|Foundation:||Easter Sunday, March 31, 1782|
|Also known as:||Mission by the Sea|
|Patron Name:||Named in honor of Saint Bonaventure, Doctor of the Church, a 13th century Franciscan, cardinal and renowned philosopher.|
|Founder:||Fray Junipero Serra|
|Padres First Assigned:||Fray Benito Cambon, Fray Vincente de Santa María and Fray Francisco Dumetz|
|Native Americans and the Mission:||San Buenaventura Mission was located in the land of the coastal Chumash Native Americans. After the establishment of the mission the neophytes were known as Ventureño. The descendants of the coastal Chumash today are known as the Barbareno/Ventureno Band of (Chumash) Indians.|
|Location:||The mission was located near the sizeable Indian village of Mitsquanaqa'n with about 500 inhabitants. San Buenaventura Mission is 70 miles north of Los Angeles in the city of San Buenaventura, which developed around the mission.|
|Blueprint:||The traditional Mission quadrangle blueprint remained standing as late as 1875. Today the slight four acre parcel is home to buildings from the nineteenth, twentieth and twenty-first centuries.|
|Water Source:||A seven-mile-long earth and masonry zanja or aqueduct brought water from the San Buenaventura River.|
|Population:||Within the first 45 years the missioin population climaxed to its highest recorded population: 1,328 in 1816. During the mission era there were 1,107 marriages performed at San Buenaventura.|
|Livestock:||In 1816 (the peak year) the mission had over 41,000 animals including 23,400 cattle, 12,144 sheep and 4,493 horses (one of the largest stables of horses in the mission chain.)|
|Agriculture:||From 1784 - 1834 the mission reported harvesting 191,291 bushels of wheat, barley, corn, beans, peas, lentils, garbanzos (chickpeas) and habas (broad beans).|
|Mission Church:||A small chapel preceded the first church that was destroyed by fire in 1793. The second church was dedicated in 1809, and reconstructed in 1816 after an earthquake. The church is made of adobe with walls are six foot thick near the base. The church had to be restored after it was "modernized" in 1893. Restoration was completed in 1957.|
|Mission Bells:||A three-tiered companario contains five bells, two of which were originally borrowed from Mission Santa Barbara. The two oldest bells date from 1781. The Verbum Domini bell cast in Paris in 1956 is heard throughout the day calling the faithful to prayer and to denote the hour and half hour.|
|Sacred Artistic Treasures:||The high altar and its reredos originated in Mexico and were installed when the church was dedicated in 1809. The Shrine of the Crucifixion on the left side of the church contains a four hundred-year old bulto and purportedly origniates from the Philippine Islands.|
|Special Attraction:||There is a well-landscaped garden with a fountain, stone grotto, and educational displays. The quaint mission museum (built in 1929) contains the original church doors and two original wooden bells, which were used during Holy Week when the metal bells were silent.|
|Significant Event:||Although the mission was evacuated for a month in 1818 because of the threat of a pirate attack by the Argentine privateer Hypolite Bouchard, the mission was nonetheless spared.|
|Secularized:||in 1836 by the Mexican Government|
|U.S. Territory:||1847 California became a U.S., Territory and the Mission returned to the Catholic Church in 1862 by a proclamation signed by President Abraham Lincoln.|
|Current Status:||Active Roman Catholic Parish in the Archdiocese of Los Angeles.|
San Buenaventura was intended to be the 3rd mission, but its founding was postponed for thirteen years, and so it became the 9th mission established.

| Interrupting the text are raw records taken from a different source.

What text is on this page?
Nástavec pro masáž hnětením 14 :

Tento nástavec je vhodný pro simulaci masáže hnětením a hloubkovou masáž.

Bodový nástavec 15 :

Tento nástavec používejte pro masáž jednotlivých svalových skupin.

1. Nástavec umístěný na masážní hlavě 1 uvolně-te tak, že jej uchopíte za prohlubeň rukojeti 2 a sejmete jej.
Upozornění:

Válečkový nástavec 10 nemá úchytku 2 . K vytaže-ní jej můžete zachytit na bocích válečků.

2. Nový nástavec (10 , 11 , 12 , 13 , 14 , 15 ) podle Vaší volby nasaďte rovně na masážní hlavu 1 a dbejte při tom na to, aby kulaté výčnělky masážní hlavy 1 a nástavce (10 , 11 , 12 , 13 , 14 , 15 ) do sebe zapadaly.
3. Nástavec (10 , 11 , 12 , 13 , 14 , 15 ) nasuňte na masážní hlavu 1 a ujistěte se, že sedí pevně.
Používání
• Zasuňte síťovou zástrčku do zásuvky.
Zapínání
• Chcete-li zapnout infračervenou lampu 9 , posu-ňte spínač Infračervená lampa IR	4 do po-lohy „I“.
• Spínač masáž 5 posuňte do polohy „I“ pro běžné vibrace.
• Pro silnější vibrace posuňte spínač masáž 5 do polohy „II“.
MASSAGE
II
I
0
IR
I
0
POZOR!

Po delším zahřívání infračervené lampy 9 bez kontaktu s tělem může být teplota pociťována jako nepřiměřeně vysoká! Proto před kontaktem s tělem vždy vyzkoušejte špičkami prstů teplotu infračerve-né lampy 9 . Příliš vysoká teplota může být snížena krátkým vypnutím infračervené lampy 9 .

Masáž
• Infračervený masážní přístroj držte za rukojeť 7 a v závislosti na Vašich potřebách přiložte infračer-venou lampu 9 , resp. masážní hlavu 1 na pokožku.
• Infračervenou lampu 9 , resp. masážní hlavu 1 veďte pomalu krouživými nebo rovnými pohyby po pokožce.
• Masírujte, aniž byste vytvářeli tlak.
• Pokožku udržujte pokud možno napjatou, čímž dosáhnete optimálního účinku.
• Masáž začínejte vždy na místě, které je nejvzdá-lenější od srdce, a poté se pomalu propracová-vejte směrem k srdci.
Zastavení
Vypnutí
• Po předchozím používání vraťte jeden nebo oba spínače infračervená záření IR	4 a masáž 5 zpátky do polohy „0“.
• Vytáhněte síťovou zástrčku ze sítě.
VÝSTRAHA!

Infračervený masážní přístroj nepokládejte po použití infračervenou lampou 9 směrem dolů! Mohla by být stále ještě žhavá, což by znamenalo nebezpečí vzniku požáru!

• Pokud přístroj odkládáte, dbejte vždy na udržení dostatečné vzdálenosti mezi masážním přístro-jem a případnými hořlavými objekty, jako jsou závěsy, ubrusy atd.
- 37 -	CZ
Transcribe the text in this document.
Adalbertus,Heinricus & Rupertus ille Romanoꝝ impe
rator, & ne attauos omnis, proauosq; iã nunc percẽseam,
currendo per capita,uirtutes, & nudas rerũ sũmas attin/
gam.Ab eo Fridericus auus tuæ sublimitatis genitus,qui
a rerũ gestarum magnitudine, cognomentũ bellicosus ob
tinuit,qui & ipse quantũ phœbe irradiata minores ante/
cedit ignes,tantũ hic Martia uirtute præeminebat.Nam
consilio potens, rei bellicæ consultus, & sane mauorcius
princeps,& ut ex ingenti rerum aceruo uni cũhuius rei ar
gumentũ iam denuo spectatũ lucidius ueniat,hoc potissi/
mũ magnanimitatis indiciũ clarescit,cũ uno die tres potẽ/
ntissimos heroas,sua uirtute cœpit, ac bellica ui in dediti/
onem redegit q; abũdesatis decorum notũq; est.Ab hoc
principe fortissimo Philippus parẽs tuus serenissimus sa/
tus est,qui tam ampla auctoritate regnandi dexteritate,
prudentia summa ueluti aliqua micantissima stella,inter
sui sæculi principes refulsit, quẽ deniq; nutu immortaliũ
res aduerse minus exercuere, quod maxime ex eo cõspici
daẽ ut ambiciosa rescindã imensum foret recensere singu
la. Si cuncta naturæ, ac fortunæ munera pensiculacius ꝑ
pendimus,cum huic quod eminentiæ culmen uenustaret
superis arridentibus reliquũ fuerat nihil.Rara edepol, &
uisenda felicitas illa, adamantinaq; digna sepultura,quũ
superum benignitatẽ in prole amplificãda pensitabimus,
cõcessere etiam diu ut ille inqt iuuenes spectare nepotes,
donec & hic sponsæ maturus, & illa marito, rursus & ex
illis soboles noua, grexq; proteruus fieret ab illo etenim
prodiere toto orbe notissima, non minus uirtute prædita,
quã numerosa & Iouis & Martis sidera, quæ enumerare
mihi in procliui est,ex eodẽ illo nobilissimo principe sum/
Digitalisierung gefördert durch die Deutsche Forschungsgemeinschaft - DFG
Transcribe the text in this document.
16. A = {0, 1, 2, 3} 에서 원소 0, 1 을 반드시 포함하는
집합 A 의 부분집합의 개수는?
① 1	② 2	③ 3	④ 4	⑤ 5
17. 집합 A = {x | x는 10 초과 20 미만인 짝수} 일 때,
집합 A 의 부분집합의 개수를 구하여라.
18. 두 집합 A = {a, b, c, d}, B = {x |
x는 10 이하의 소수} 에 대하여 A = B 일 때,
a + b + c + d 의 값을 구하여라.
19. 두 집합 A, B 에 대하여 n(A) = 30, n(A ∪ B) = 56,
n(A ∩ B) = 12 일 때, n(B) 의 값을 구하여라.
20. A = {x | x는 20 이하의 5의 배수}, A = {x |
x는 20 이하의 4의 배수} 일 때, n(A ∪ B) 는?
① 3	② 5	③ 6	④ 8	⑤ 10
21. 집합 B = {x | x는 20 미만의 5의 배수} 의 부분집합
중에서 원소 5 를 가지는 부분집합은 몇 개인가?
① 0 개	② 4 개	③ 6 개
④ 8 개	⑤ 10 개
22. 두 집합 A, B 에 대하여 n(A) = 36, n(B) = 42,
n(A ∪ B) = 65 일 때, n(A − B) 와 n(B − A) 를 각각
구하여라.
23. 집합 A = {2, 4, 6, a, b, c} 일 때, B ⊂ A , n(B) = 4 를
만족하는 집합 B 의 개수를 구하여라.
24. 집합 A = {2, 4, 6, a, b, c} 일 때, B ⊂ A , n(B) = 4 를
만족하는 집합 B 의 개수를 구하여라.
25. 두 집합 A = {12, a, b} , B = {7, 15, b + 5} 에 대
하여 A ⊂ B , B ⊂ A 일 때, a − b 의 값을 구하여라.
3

In the mission era whaling ships anchored near the mission to replenish their food lockers and trade for cured cattle hides (called Yankee Dollars)
Captain George Vancouver met Fr. Dumetz at the mission in 1793 and named Point Dume, between Point Mugu and Malibu, after the friar.
President and Mrs. William McKinley visited San /Buenavnetura Mission on May 10, 1901.
The twin 120-foot Norfolk pine trees in front of the mission (planted circa 1880) were designated California Millennium landmark trees by the American the Beautiful Fund in 2000.